Le Pen’ci fikirler ne ki o günden bugüne Fransız toplumunda kök saldığı için Macron, Chirac’ın yaptığını yapamıyor. 

Kerime Le Pen’le bir masada oturup tartışıyor ama her halinden rakibini değersiz bulduğu görülüyor. 

Buna karşın adaylar arasındaki makas daralıyor. 2017’de 20 puan olan makas, yoklamalarda on puana geriledi.
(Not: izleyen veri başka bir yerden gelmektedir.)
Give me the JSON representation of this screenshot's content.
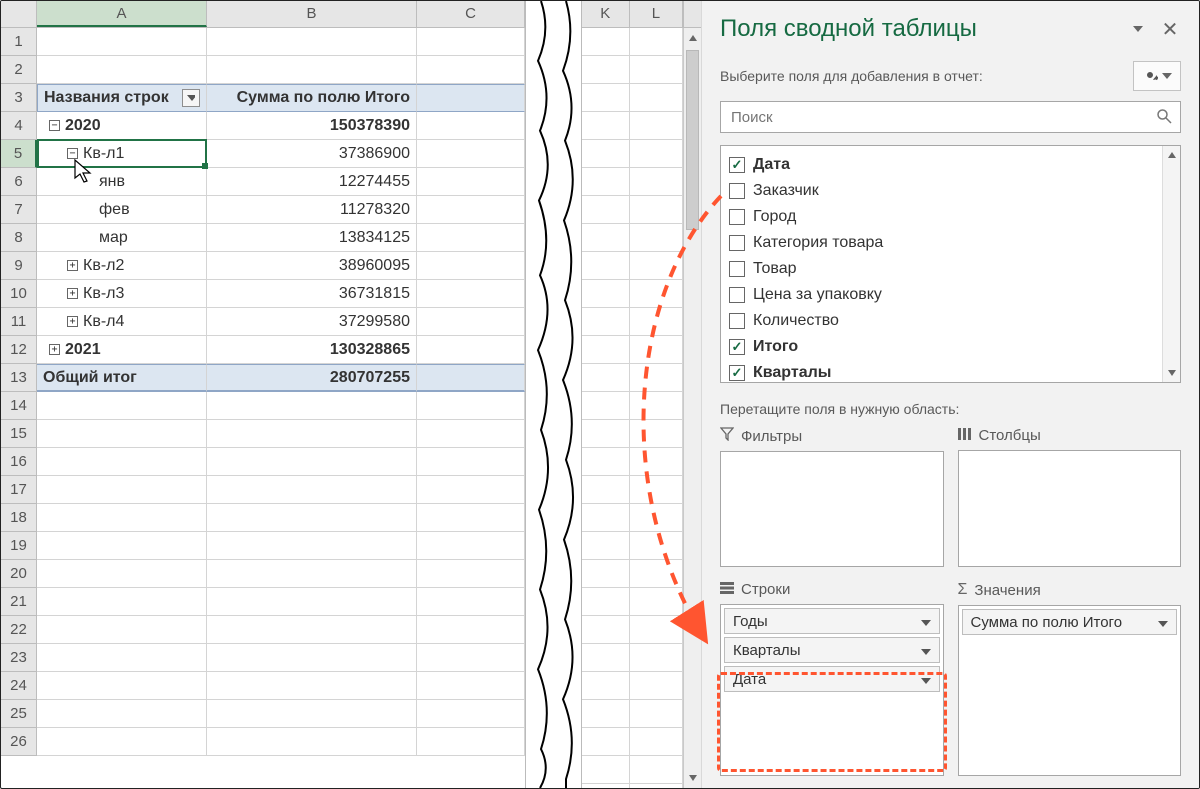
{
  "sheet": {
    "columns": [
      "A",
      "B",
      "C"
    ],
    "mid_columns": [
      "K",
      "L"
    ],
    "header": {
      "rowLabels": "Названия строк",
      "valueCol": "Сумма по полю Итого"
    },
    "rows": [
      {
        "n": 1,
        "a": "",
        "b": ""
      },
      {
        "n": 2,
        "a": "",
        "b": ""
      },
      {
        "n": 3,
        "type": "hdr"
      },
      {
        "n": 4,
        "exp": "minus",
        "indent": 1,
        "a": "2020",
        "b": "150378390",
        "bold": true
      },
      {
        "n": 5,
        "exp": "minus",
        "indent": 2,
        "a": "Кв-л1",
        "b": "37386900",
        "selected": true
      },
      {
        "n": 6,
        "indent": 3,
        "a": "янв",
        "b": "12274455"
      },
      {
        "n": 7,
        "indent": 3,
        "a": "фев",
        "b": "11278320"
      },
      {
        "n": 8,
        "indent": 3,
        "a": "мар",
        "b": "13834125"
      },
      {
        "n": 9,
        "exp": "plus",
        "indent": 2,
        "a": "Кв-л2",
        "b": "38960095"
      },
      {
        "n": 10,
        "exp": "plus",
        "indent": 2,
        "a": "Кв-л3",
        "b": "36731815"
      },
      {
        "n": 11,
        "exp": "plus",
        "indent": 2,
        "a": "Кв-л4",
        "b": "37299580"
      },
      {
        "n": 12,
        "exp": "plus",
        "indent": 1,
        "a": "2021",
        "b": "130328865",
        "bold": true
      },
      {
        "n": 13,
        "type": "total",
        "a": "Общий итог",
        "b": "280707255"
      },
      {
        "n": 14
      },
      {
        "n": 15
      },
      {
        "n": 16
      },
      {
        "n": 17
      },
      {
        "n": 18
      },
      {
        "n": 19
      },
      {
        "n": 20
      },
      {
        "n": 21
      },
      {
        "n": 22
      },
      {
        "n": 23
      },
      {
        "n": 24
      },
      {
        "n": 25
      },
      {
        "n": 26
      }
    ]
  },
  "panel": {
    "title": "Поля сводной таблицы",
    "subtitle": "Выберите поля для добавления в отчет:",
    "search_placeholder": "Поиск",
    "fields": [
      {
        "label": "Дата",
        "checked": true,
        "bold": true
      },
      {
        "label": "Заказчик",
        "checked": false
      },
      {
        "label": "Город",
        "checked": false
      },
      {
        "label": "Категория товара",
        "checked": false
      },
      {
        "label": "Товар",
        "checked": false
      },
      {
        "label": "Цена за упаковку",
        "checked": false
      },
      {
        "label": "Количество",
        "checked": false
      },
      {
        "label": "Итого",
        "checked": true,
        "bold": true
      },
      {
        "label": "Кварталы",
        "checked": true,
        "bold": true
      }
    ],
    "drag_hint": "Перетащите поля в нужную область:",
    "zones": {
      "filters": "Фильтры",
      "columns": "Столбцы",
      "rows": "Строки",
      "values": "Значения"
    },
    "rows_items": [
      "Годы",
      "Кварталы",
      "Дата"
    ],
    "values_items": [
      "Сумма по полю Итого"
    ]
  }
}
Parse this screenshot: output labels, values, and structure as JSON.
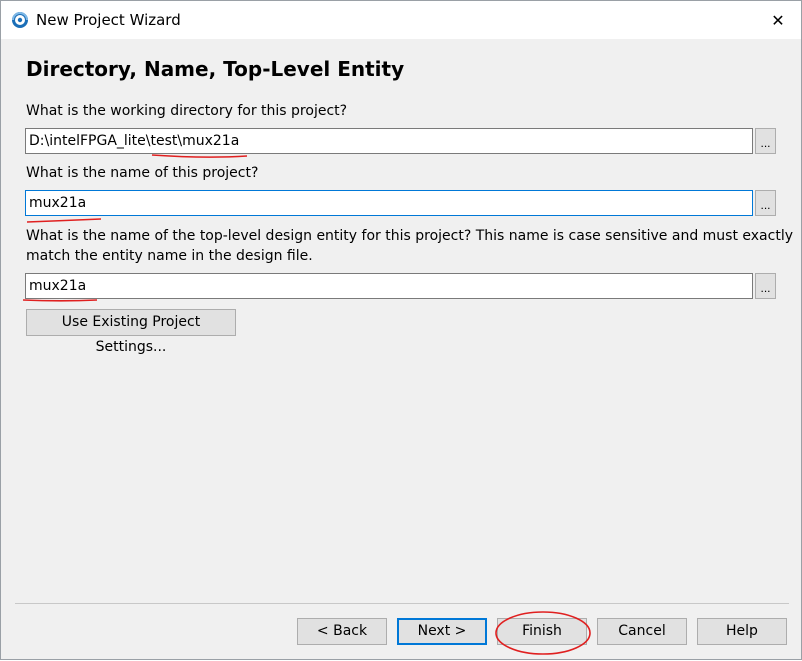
{
  "window": {
    "title": "New Project Wizard",
    "close_glyph": "✕"
  },
  "page": {
    "heading": "Directory, Name, Top-Level Entity",
    "dir_label": "What is the working directory for this project?",
    "dir_value": "D:\\intelFPGA_lite\\test\\mux21a",
    "name_label": "What is the name of this project?",
    "name_value": "mux21a",
    "entity_label_line1": "What is the name of the top-level design entity for this project? This name is case sensitive and must exactly",
    "entity_label_line2": "match the entity name in the design file.",
    "entity_value": "mux21a",
    "browse_label": "...",
    "use_existing_label": "Use Existing Project Settings..."
  },
  "footer": {
    "back_label": "< Back",
    "next_label": "Next >",
    "finish_label": "Finish",
    "cancel_label": "Cancel",
    "help_label": "Help"
  },
  "colors": {
    "annotation": "#e02020",
    "focus": "#0078d7",
    "dialog_bg": "#f0f0f0"
  },
  "icons": {
    "app": "quartus-app-icon",
    "close": "close-icon"
  }
}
Kararsızlar ve düşük katılım, makası daha da sınırlayabilecek.

UKRAYNA ETKİSİ

Bu gece sandıktan her şeye rağmen 2. kez Macron’un çıkması bekleniyor. 

Bu öyle güçlü bir beklenti ki, Avrupa’nın sosyal demokrat başbakanları -Olof Scholz, Pedro Sanchez, Antonio Costa- Le Monde’da Macron’dan yana açık tavır alan bir deklarasyon yayımlamaktan çekinmediler.

Bu seçimlerin başka seçime benzemediğine, Avrupa’nın Putin saldırısıyla tarihi bir dönemeçten geçtiğine” atıf yaparak “seçimin demokrat ve aşırı sağ bir lider arasında cereyan ettiğine” dikkat çektiler; “Fransa’nın Avrupa mimarisindeki merkezi konumuna ve liderliğine her zamankinden çok ihtiyaç duyulduğunu” belirttiler. 

Macron’a oy istediler. 

Yabancı hükümet liderlerinin bir cumhurbaşkanlığı seçimine böyle dışarıdan müdahalesi görülmüş şey değil. 

Ama seçimlerin ana eksenine oturan Ukrayna-Rusya savaşı her şeyi başkalaştırdı.

Türkiye’den Doğu Perinçek bile “Fransa’da eşe dosta Le Pen’e oy vermeleri için seferber olun” çağrısı yaptı. Putin’in baş muhalifi Navalni ve Zelenski de keza dışarıdan Macron’a oy istedi. 

Ukrayna savaşının sandıkta kutuplaştırıcı etkisine rağmen, Rusya ile ilişkiler konusunda adaylar, Avrupa’nın geleceği üzerindeki ayrışmayı göstermiyor. 

“Önce Fransa”cı Le Pen’e karşı “Avrupacı” çizgiyi koruyan Macron; konu Rusya ile diyaloğa geldiğinde, TV’deki liderler tartışmasında açıkça belli olduğu üzere Le Pen’den farklı düşünmüyor. 

Rusya ile ilişkiler üzerinde rakibi Le Pen’i Putin bankalarından aldığı siyasi finansman kredileri kapsamında sıkıştırmaktan ileri gitmeyen Fransa Cumhurbaşkanı; Almanya’ya karşı belli ki Rusya’yı Avrupa’da denge faktörü görüyor.